Se dedica a la formación profesional reglada, que no se ha detenido. Al igual que los colegios y las universidades, ya no ofrecen clases presenciales de grado medio y superior en Imagen y Sonido, pero Educación les conminó a seguir trabajando haciendo formación online algo en lo que su director, Roberto Elizalde Montoya, reconoce que no tenían experiencia. “Nos comunicábamos con los padres a través de nuestra plataforma Moodle”. Una experiencia y una plataforma ya preparada para la formación online que ahora han aprovechado para seguir dando las clases. Hay profesores que hacen las clases online en directo y otros cuelgan contenidos. En el centro, donde trabajan unas doce personas, existen además funciones administrativas y de gestión que también se hacen a distancia.

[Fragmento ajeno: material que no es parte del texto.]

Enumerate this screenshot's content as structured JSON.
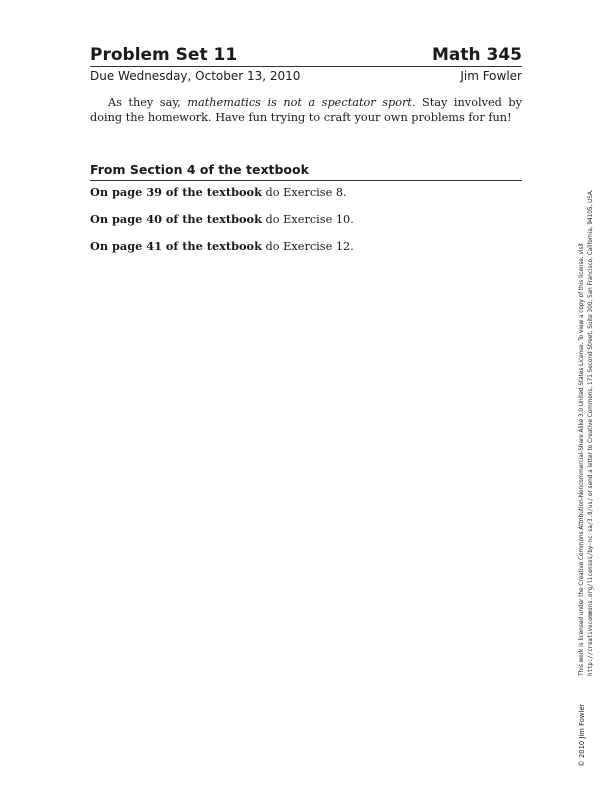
{
  "header": {
    "title": "Problem Set 11",
    "course": "Math 345",
    "due": "Due Wednesday, October 13, 2010",
    "author": "Jim Fowler"
  },
  "intro": {
    "prefix": "As they say, ",
    "emphasis": "mathematics is not a spectator sport.",
    "suffix": " Stay involved by doing the homework. Have fun trying to craft your own problems for fun!"
  },
  "section": {
    "title": "From Section 4 of the textbook"
  },
  "problems": [
    {
      "label": "On page 39 of the textbook",
      "text": " do Exercise 8."
    },
    {
      "label": "On page 40 of the textbook",
      "text": " do Exercise 10."
    },
    {
      "label": "On page 41 of the textbook",
      "text": " do Exercise 12."
    }
  ],
  "footer": {
    "copyright": "© 2010 Jim Fowler",
    "license_line1": "This work is licensed under the Creative Commons Attribution-Noncommercial-Share Alike 3.0 United States License. To view a copy of this license, visit",
    "license_url": "http://creativecommons.org/licenses/by-nc-sa/3.0/us/",
    "license_line2_rest": " or send a letter to Creative Commons, 171 Second Street, Suite 300, San Francisco, California, 94105, USA."
  }
}
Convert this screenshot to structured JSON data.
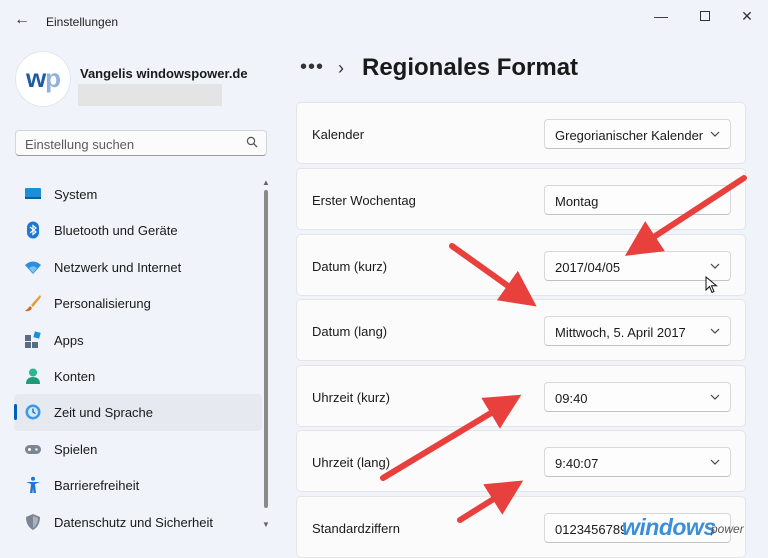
{
  "window": {
    "title": "Einstellungen"
  },
  "profile": {
    "avatar_text_a": "w",
    "avatar_text_b": "p",
    "name": "Vangelis windowspower.de"
  },
  "search": {
    "placeholder": "Einstellung suchen"
  },
  "nav": {
    "items": [
      {
        "label": "System",
        "icon": "system-icon"
      },
      {
        "label": "Bluetooth und Geräte",
        "icon": "bluetooth-icon"
      },
      {
        "label": "Netzwerk und Internet",
        "icon": "wifi-icon"
      },
      {
        "label": "Personalisierung",
        "icon": "brush-icon"
      },
      {
        "label": "Apps",
        "icon": "apps-icon"
      },
      {
        "label": "Konten",
        "icon": "account-icon"
      },
      {
        "label": "Zeit und Sprache",
        "icon": "time-language-icon",
        "active": true
      },
      {
        "label": "Spielen",
        "icon": "gamepad-icon"
      },
      {
        "label": "Barrierefreiheit",
        "icon": "accessibility-icon"
      },
      {
        "label": "Datenschutz und Sicherheit",
        "icon": "shield-icon"
      }
    ]
  },
  "header": {
    "dots": "•••",
    "chevron": "›",
    "title": "Regionales Format"
  },
  "settings": [
    {
      "label": "Kalender",
      "value": "Gregorianischer Kalender"
    },
    {
      "label": "Erster Wochentag",
      "value": "Montag"
    },
    {
      "label": "Datum (kurz)",
      "value": "2017/04/05"
    },
    {
      "label": "Datum (lang)",
      "value": "Mittwoch, 5. April 2017"
    },
    {
      "label": "Uhrzeit (kurz)",
      "value": "09:40"
    },
    {
      "label": "Uhrzeit (lang)",
      "value": "9:40:07"
    },
    {
      "label": "Standardziffern",
      "value": "0123456789"
    }
  ],
  "watermark": {
    "text": "windows",
    "sub": "power"
  },
  "colors": {
    "accent": "#005fb8",
    "arrow": "#e8403c",
    "background": "#f0f3f9"
  }
}
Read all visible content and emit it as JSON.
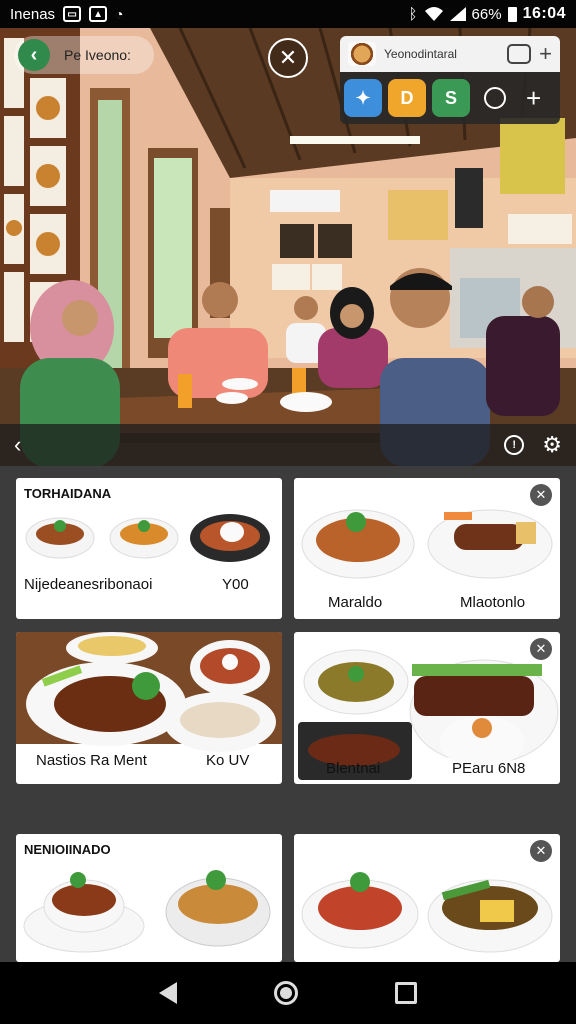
{
  "status_bar": {
    "carrier": "Inenas",
    "battery": "66%",
    "time": "16:04",
    "icons": [
      "message-icon",
      "image-icon",
      "notification-icon",
      "bluetooth-icon",
      "wifi-icon",
      "signal-icon",
      "battery-icon"
    ]
  },
  "header": {
    "back_label": "Pe Iveono:",
    "close_symbol": "✕"
  },
  "popup": {
    "title": "Yeonodintaral",
    "add_symbol": "+",
    "tiles": [
      {
        "icon": "app-blue-icon",
        "color": "#3d8fdc",
        "glyph": "✦"
      },
      {
        "icon": "app-orange-icon",
        "color": "#f0a52b",
        "glyph": "D"
      },
      {
        "icon": "app-green-icon",
        "color": "#3a9a55",
        "glyph": "S"
      }
    ]
  },
  "photo_bar": {
    "back_symbol": "‹",
    "info_symbol": "!",
    "settings_symbol": "⚙"
  },
  "cards": [
    {
      "header": "TORHAIDANA",
      "labels": [
        "Nijedeanesribonaoi",
        "Y00"
      ],
      "close": false
    },
    {
      "header": "",
      "labels": [
        "Maraldo",
        "Mlaotonlo"
      ],
      "close": true
    },
    {
      "header": "",
      "labels": [
        "Nastios Ra Ment",
        "Ko UV"
      ],
      "close": false
    },
    {
      "header": "",
      "labels": [
        "Blentnai",
        "PEaru 6N8"
      ],
      "close": true
    },
    {
      "header": "NENIOIINADO",
      "labels": [],
      "close": false
    },
    {
      "header": "",
      "labels": [],
      "close": true
    }
  ],
  "card_close_symbol": "✕"
}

Caixabank “Tenemos a 435 de nuestros empleados teletrabajando”
El Gobierno incluyó a las oficinas bancarias entre los servicios públicos esenciales y, en base a las recomendaciones de las autoridades sanitarias, todas han tomado medidas de prevención, tanto para empleados como para clientes. Entre las adoptadas por Caixabank para la red comercial, la reducción del horario de atención al público en oficinas y centros, incluidos aquellos con horario singular, la recomendación a clientes de evitar desplazamientos innecesarios y la de utilizar las oficinas sólo en caso de urgencia recordándoles como alternativa, el servicio de banca online, CaixaBankNow, disponible tanto vía web como a través de la aplicación móvil, que permite realizar la práctica totalidad de la operativa y la posibilidad de establecer contacto telefónico con el gestor de referencia.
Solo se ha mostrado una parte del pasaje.